WR Berkley CEO sticks to reinsurance but favours primary market
WR Berkley CEO Rob Berkley said during the first quarter 2018 results conference call that the situation in the reinsurance sector remains tough but that it is a core business for the firm while he currently sees better growth opportunities in the primary segment.
Berkley said that he does not understand why the property reinsurance market has not responded more after the record losses in the second half of 2017.
Experts have been blaming the alternative capital market for the subdued rate environment because it is willing to accept lower returns.
But Berkley remains committed to the sector nevertheless. “It is the core activity for us as a group,” he said according to a call transcript. There will be an opportunity to scale up the business and deploy capital when market conditions shift, he explained. “Fundamentally, we believe long-term in the reinsurance business,” he said. “We have a great deal of interest in being partners with those that value us beyond just capacity.”

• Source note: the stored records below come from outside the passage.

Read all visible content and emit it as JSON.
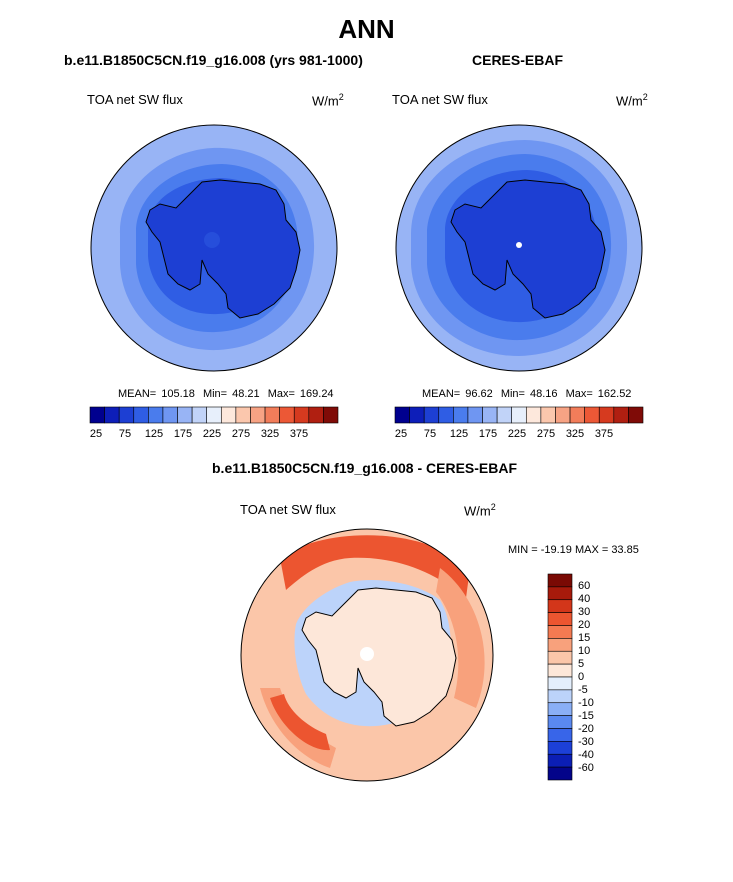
{
  "figure": {
    "title": "ANN",
    "units_base": "W/m",
    "units_exp": "2"
  },
  "panels": [
    {
      "title": "b.e11.B1850C5CN.f19_g16.008 (yrs 981-1000)",
      "variable": "TOA net SW flux",
      "mean_label": "MEAN=",
      "mean": "105.18",
      "min_label": "Min=",
      "min": "48.21",
      "max_label": "Max=",
      "max": "169.24"
    },
    {
      "title": "CERES-EBAF",
      "variable": "TOA net SW flux",
      "mean_label": "MEAN=",
      "mean": "96.62",
      "min_label": "Min=",
      "min": "48.16",
      "max_label": "Max=",
      "max": "162.52"
    },
    {
      "title": "b.e11.B1850C5CN.f19_g16.008 - CERES-EBAF",
      "variable": "TOA net SW flux",
      "minmax_text": "MIN = -19.19 MAX = 33.85"
    }
  ],
  "colorbar_abs": {
    "colors": [
      "#00008f",
      "#0d1eb9",
      "#1d3fd3",
      "#2f5de4",
      "#4a7ced",
      "#6f96f2",
      "#98b4f5",
      "#c1d3f8",
      "#e7effb",
      "#fde8dc",
      "#fbc7ad",
      "#f7a384",
      "#f27d5a",
      "#ec5836",
      "#d63a1f",
      "#b01f11",
      "#7f0b07"
    ],
    "tick_labels": [
      "25",
      "75",
      "125",
      "175",
      "225",
      "275",
      "325",
      "375"
    ]
  },
  "colorbar_diff": {
    "colors": [
      "#03048a",
      "#0b1eb5",
      "#1c40d8",
      "#3865e9",
      "#5a89f0",
      "#8aaff6",
      "#bcd3fa",
      "#e4effd",
      "#fde7d9",
      "#fbc6a9",
      "#f8a17c",
      "#f47a52",
      "#ec5530",
      "#d3361a",
      "#a71a0b",
      "#7a0a04"
    ],
    "tick_labels": [
      "60",
      "40",
      "30",
      "20",
      "15",
      "10",
      "5",
      "0",
      "-5",
      "-10",
      "-15",
      "-20",
      "-30",
      "-40",
      "-60"
    ]
  },
  "map_colors": {
    "abs_outer": "#98b4f5",
    "abs_ring2": "#6f96f2",
    "abs_ring3": "#4a7ced",
    "abs_ring4": "#2f5de4",
    "abs_land": "#1d3fd3",
    "diff_ocean": "#fbc6a9",
    "diff_ring": "#f8a17c",
    "diff_hot": "#ec5530",
    "diff_land": "#fde7d9",
    "diff_cool": "#bcd3fa",
    "coast": "#000000"
  }
}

The situation in reinsurance looks somewhat better in the casualty area, Berkley noted. “It seems to have incrementally more legs than the property market,” he said.

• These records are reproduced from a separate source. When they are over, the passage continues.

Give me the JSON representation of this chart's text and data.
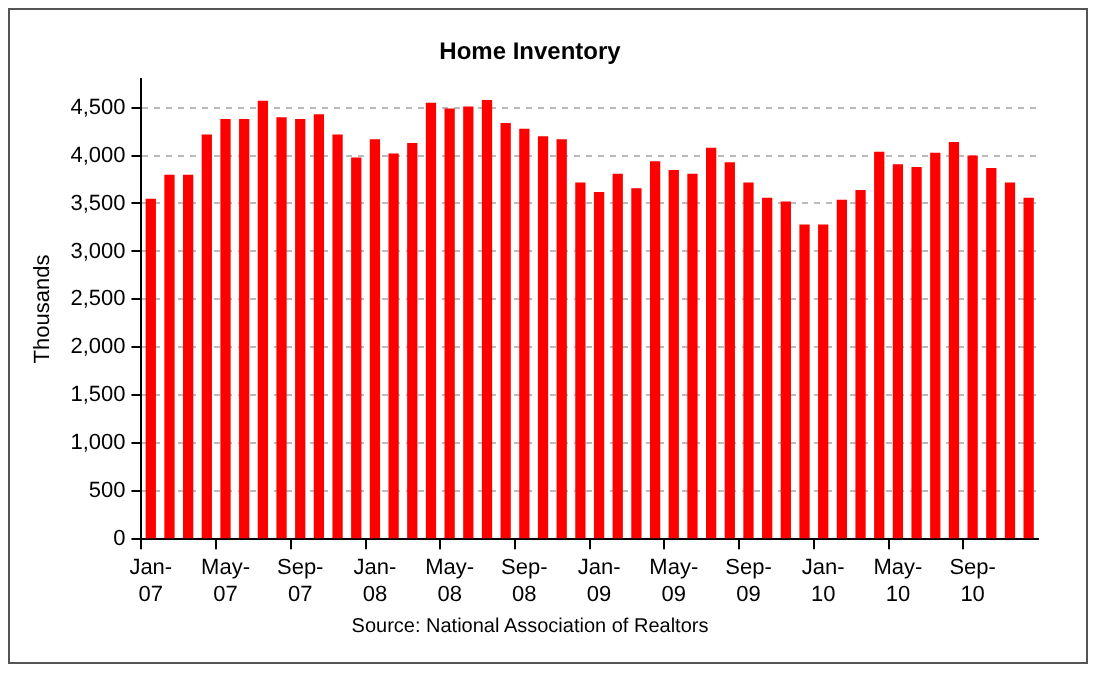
{
  "chart_data": {
    "type": "bar",
    "title": "Home Inventory",
    "ylabel": "Thousands",
    "categories": [
      "Jan-07",
      null,
      null,
      null,
      "May-07",
      null,
      null,
      null,
      "Sep-07",
      null,
      null,
      null,
      "Jan-08",
      null,
      null,
      null,
      "May-08",
      null,
      null,
      null,
      "Sep-08",
      null,
      null,
      null,
      "Jan-09",
      null,
      null,
      null,
      "May-09",
      null,
      null,
      null,
      "Sep-09",
      null,
      null,
      null,
      "Jan-10",
      null,
      null,
      null,
      "May-10",
      null,
      null,
      null,
      "Sep-10",
      null,
      null,
      null
    ],
    "values": [
      3550,
      3800,
      3800,
      4220,
      4380,
      4380,
      4570,
      4400,
      4380,
      4430,
      4220,
      3980,
      4170,
      4020,
      4130,
      4550,
      4490,
      4510,
      4580,
      4340,
      4280,
      4200,
      4170,
      3720,
      3620,
      3810,
      3660,
      3940,
      3850,
      3810,
      4080,
      3930,
      3720,
      3560,
      3520,
      3280,
      3280,
      3540,
      3640,
      4040,
      3910,
      3880,
      4030,
      4140,
      4000,
      3870,
      3720,
      3560
    ],
    "color": "#ff0000",
    "ylim": [
      0,
      4800
    ],
    "yticks": [
      0,
      500,
      {
        "value": 1000,
        "label": "1,000"
      },
      {
        "value": 1500,
        "label": "1,500"
      },
      {
        "value": 2000,
        "label": "2,000"
      },
      {
        "value": 2500,
        "label": "2,500"
      },
      {
        "value": 3000,
        "label": "3,000"
      },
      {
        "value": 3500,
        "label": "3,500"
      },
      {
        "value": 4000,
        "label": "4,000"
      },
      {
        "value": 4500,
        "label": "4,500"
      }
    ],
    "grid": "y",
    "annotations": [
      "Source: National Association of Realtors"
    ]
  }
}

“The reinsurers are assuming to get enough leverage that they can push rates up”.
WR Berkley shrank gross premiums in reinsurance to $141.5 million in the first quarter of 2018 from $166.8 million in the same period a year ago. The combined ratio improved to 107.4 percent in the segment from 112.9 percent over the period. Pre-tax income grew to $14.6 million from $4.6 million.

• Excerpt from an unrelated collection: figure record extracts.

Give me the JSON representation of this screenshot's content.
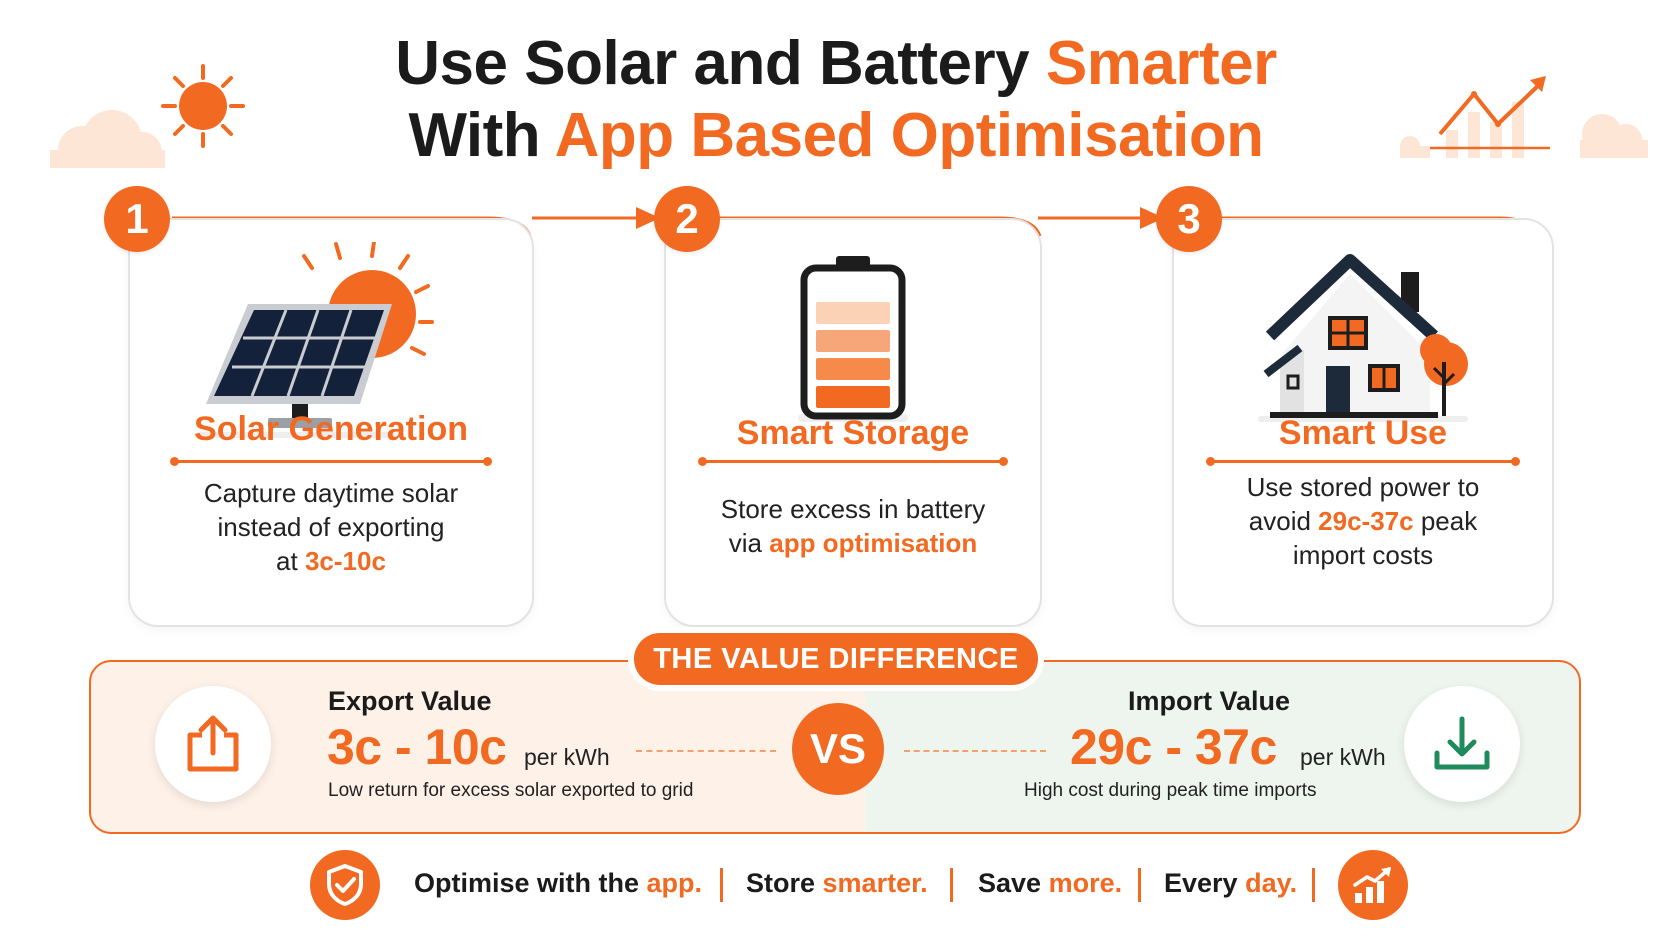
{
  "header": {
    "title_line1_black": "Use Solar and Battery ",
    "title_line1_orange": "Smarter",
    "title_line2_black": "With ",
    "title_line2_orange": "App Based Optimisation"
  },
  "steps": [
    {
      "number": "1",
      "title": "Solar Generation",
      "text_line1": "Capture daytime solar",
      "text_line2": "instead of exporting",
      "text_line3_prefix": "at ",
      "text_line3_highlight": "3c-10c",
      "icon": "solar-panel-icon"
    },
    {
      "number": "2",
      "title": "Smart Storage",
      "text_line1": "Store excess in battery",
      "text_line2_prefix": "via ",
      "text_line2_highlight": "app optimisation",
      "icon": "battery-icon"
    },
    {
      "number": "3",
      "title": "Smart Use",
      "text_line1": "Use stored power to",
      "text_line2_prefix": "avoid ",
      "text_line2_highlight": "29c-37c",
      "text_line2_suffix": " peak",
      "text_line3": "import costs",
      "icon": "house-icon"
    }
  ],
  "value_difference": {
    "label": "THE VALUE DIFFERENCE",
    "vs": "VS",
    "export": {
      "heading": "Export Value",
      "range": "3c - 10c",
      "unit": "per kWh",
      "note": "Low return for excess solar exported to grid",
      "icon": "upload-icon"
    },
    "import": {
      "heading": "Import Value",
      "range": "29c - 37c",
      "unit": "per kWh",
      "note": "High cost during peak time imports",
      "icon": "download-icon"
    }
  },
  "footer": {
    "items": [
      {
        "black": "Optimise with the ",
        "orange": "app."
      },
      {
        "black": "Store ",
        "orange": "smarter."
      },
      {
        "black": "Save ",
        "orange": "more."
      },
      {
        "black": "Every ",
        "orange": "day."
      }
    ],
    "left_icon": "shield-check-icon",
    "right_icon": "growth-chart-icon"
  },
  "colors": {
    "accent": "#f26a21",
    "accent_light": "#fbd2b6",
    "dark": "#1b1b1b",
    "import_green": "#1f8a5b",
    "panel_left_bg": "#fdf1e8",
    "panel_right_bg": "#eef5ef"
  }
}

Berkley currently sees more opportunities to grow in the primary market, where casualty remains “quite attractive”, workers compensation “has peaked” but with still plenty of margin in many territories, while there are “pieces of the professional market that are getting some traction”. Berkley is also pleased to see that auto is continuing to build momentum.
Gross premiums written in the insurance segment grew to $1.84 billion in the first quarter of 2018 from $1.77 billion in the same period a year ago. The combined ratio in the segment improved slightly to 93.4 percent from 93.8 percent over the period. Pre-tax income increased to $229.0 million from $200.0 million.
“We grow where the margin is and we shrink where it isn’t,” Berkley said. “Reinsurance still remains exceptionally competitive and as a result of that you can see that we’re off considerably. On the other hand, the insurance market, we still find opportunity there. And it’s meaningful and as a result of that the insurance business grew more than 3 percent,” Berkley said.
Overall, WR Berkley grew net premiums written slightly to $1.67 billion in the first quarter of 2018 from $1.65 billion a year ago. Net income increased to $166.4 million from $123.4 million over the period.